6. In a recent decision of the Bombay High Court in Dattatraya Nagesh v. Ganesh Raghunath, AIR 1959 Bom 495 the entire case law relating to the aforesaid matter has been discussed and a Division Bench consisting of Shah and V. S. Desai, JJ. held that 'once the valuation of the subject-matter is fixed by the plaintiff by valuing the claim for purposes of court-fee in the manner permitted to him by the legislature, that valuation of the subject-matter must in the absence of any provision justifying a departure enure for the entire proceeding in the suit and if the defendant desires to challenge the whole decree passed by the trial Court, the defendant must accept that valuation'. It was further held that it is not open to the defendant in an appeal against a preliminary decree for accounts where the whole decree is under challenge, to alter the valuation of the subject-matter made by the plaintiff for purposes of court-fee.

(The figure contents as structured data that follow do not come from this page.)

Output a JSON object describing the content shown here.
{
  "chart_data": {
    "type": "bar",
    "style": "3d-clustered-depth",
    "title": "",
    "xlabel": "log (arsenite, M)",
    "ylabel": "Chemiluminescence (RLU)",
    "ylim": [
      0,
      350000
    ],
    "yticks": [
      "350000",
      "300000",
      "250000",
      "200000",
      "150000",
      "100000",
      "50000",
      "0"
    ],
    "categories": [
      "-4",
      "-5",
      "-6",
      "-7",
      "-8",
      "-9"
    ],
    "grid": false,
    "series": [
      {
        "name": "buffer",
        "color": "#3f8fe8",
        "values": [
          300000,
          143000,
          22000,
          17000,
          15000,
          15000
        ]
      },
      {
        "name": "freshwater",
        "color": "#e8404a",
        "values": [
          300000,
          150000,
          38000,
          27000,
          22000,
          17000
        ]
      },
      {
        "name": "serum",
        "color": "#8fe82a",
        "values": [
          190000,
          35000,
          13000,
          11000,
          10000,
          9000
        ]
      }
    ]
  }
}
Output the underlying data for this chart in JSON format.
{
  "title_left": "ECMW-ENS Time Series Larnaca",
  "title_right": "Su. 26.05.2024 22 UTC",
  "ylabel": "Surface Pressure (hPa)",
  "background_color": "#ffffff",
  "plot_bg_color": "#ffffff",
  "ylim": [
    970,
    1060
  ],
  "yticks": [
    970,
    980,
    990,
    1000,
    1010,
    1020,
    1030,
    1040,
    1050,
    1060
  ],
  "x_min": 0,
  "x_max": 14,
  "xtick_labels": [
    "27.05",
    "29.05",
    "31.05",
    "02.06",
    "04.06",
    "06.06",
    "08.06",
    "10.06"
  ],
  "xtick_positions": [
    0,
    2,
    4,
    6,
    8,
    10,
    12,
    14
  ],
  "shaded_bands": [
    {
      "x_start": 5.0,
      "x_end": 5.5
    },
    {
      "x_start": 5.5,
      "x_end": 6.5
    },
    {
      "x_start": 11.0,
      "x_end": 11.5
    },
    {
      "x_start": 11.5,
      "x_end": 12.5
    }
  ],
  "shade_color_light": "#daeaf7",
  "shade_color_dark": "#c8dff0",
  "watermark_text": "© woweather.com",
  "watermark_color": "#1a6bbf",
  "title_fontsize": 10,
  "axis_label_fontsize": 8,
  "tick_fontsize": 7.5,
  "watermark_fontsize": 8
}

7. Counsel for the appellant referred us to two decisions of the Rangoon and Rajasthan High Courts reported in AIR 1931 Rang 146 (FB) and AIR 1958 Rai 144 respectively wherein the decision of Sulaiman. J. in AIR 1925 All 787 has been followed. With due respect we do not find it possible to accept these decisions as laying down the correct law.
8. We are in complete agreement with the view expressed by the Division Bench of the Bombay High Court in AIR 1959 Bom 495 accepting as it does the principle laid down in the Full Bench rulings of the Madras High Court reported in AIR 1938 Mad 435 and ILR 39 Mad 725 = (AIR 1917 Mad 668 (FB)). Accordingly we hold that the court-fee Paid by the defendant-appellant on the memorandum of appeal is not adequate, Inasmuch as the appellant is challenging the entirety of the preliminary decree passed by the Court below upholding the plea of the plaintiff for the grant of the relief of rendition of accounts, the appellant has to pay court-fee on the valuation of the said subject-matter as fixed in the plaint, namely Rs. 50,000/-.
9. We allow the appellant two weeks' time from today to pay the deficit court-fee. Post the appeal for further orders on 25-1-1974.